Graduates hope to bust graft in China
Updated: 2013-08-21 07:41
By Zhang Yuchen, Wu Wencong and Tang Yue (China Daily)
Staff members of the Procuratorate in Fuzhou, the capital of Fujian province, visit an anti-corruption exhibition held at a prison in the city. [Photo/Xinhua]
High ethical standards
At the start of the first year, He and the students agreed that the students would not offer gifts to the teachers and if students and teachers dined out together, the teachers would pay their own way. The students also designed their own class badge to inspire a sense of pride and responsibility.
The course will help make the fight against corruption more professional and specialized, said Ren Jianming, a professor at Tsinghua University who is a specialist in the study of corruption.

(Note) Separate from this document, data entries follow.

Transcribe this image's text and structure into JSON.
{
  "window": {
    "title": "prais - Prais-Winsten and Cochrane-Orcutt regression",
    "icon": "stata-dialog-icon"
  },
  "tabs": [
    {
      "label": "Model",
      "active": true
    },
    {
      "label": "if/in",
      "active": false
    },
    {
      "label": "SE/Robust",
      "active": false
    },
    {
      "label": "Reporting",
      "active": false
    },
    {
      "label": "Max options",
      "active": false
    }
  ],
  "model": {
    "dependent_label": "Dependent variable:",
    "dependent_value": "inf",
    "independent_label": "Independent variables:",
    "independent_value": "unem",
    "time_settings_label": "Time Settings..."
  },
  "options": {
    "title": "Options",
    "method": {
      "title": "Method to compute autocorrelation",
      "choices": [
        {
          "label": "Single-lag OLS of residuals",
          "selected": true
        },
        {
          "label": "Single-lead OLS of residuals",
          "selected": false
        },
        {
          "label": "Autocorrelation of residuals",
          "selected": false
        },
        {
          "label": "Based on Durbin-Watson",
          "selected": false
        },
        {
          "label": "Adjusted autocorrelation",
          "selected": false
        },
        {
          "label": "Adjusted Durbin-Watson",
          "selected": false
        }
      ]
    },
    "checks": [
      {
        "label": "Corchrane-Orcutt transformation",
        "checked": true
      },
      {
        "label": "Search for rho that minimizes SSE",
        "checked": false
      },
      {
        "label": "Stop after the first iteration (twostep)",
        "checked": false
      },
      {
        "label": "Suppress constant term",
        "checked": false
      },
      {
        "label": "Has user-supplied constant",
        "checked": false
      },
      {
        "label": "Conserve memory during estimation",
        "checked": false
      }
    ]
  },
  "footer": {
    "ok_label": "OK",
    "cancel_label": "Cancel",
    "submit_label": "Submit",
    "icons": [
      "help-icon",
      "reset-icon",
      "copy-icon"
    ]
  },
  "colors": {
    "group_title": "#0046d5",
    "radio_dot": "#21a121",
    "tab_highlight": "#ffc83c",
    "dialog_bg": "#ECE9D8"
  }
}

He, the course director, is unhappy that only around half of the graduates have joined the procurator's office. He conceded that some would have been discouraged by the knowledge that they would have to take the civil service entry exams that are a requirement for all who wish to enter the system.
Recruitment for this year's intake will begin in the first week in September and the course will start in October. He has already received a number of e-mails from prospective students who expressed an interest in attending the course.
He has his own ideas and expectations for the class and guaranteed that the contents will be weightier in the future, with more input from lecturers already working within the system.
The number of places on the course has been reduced from 24 to 18 to ensure that each teacher is responsible for no more than three students.
"Many staff members from procuratorates have contacted me during the past three years, hoping to join the class. Although they already have some experience, they want to increase their theoretical knowledge and sharpen their professional expertise through a concentrated program like this one," he said. "This may be one of the biggest changes for the program in the future."
Suspicion and criticism have been constant factors since the program was launched. Some experts think it focuses on trifling matters. In public comments made in 2010, Wang Guixiu, a retired professor from the Central Party School, described the course as, "a waste of time and effort on useless stuff rather than focusing on the things scholars have been calling for over many years."
He said he is under no illusion that the students who emerge as fully fledged investigators will somehow sweep the country clean of corruption overnight. He warned that even good apples can turn bad.
"In fact, it wouldn't surprise me if one of them is exposed as a corrupt official someday," he said. "I can only be responsible for their time on campus, but, of course, some may go out of control later on."
Li felt that many commentators harbor unrealistic expectations for this small group of graft-busting graduates and fears that the public expects too much, too soon.
"Some online commentators have said they will look at our post-graduate work in the procuratorate and assess the effectiveness of our anti-corruption work, but this is a long-term project and I think people are overestimating the effect we can have in the short term," said Li.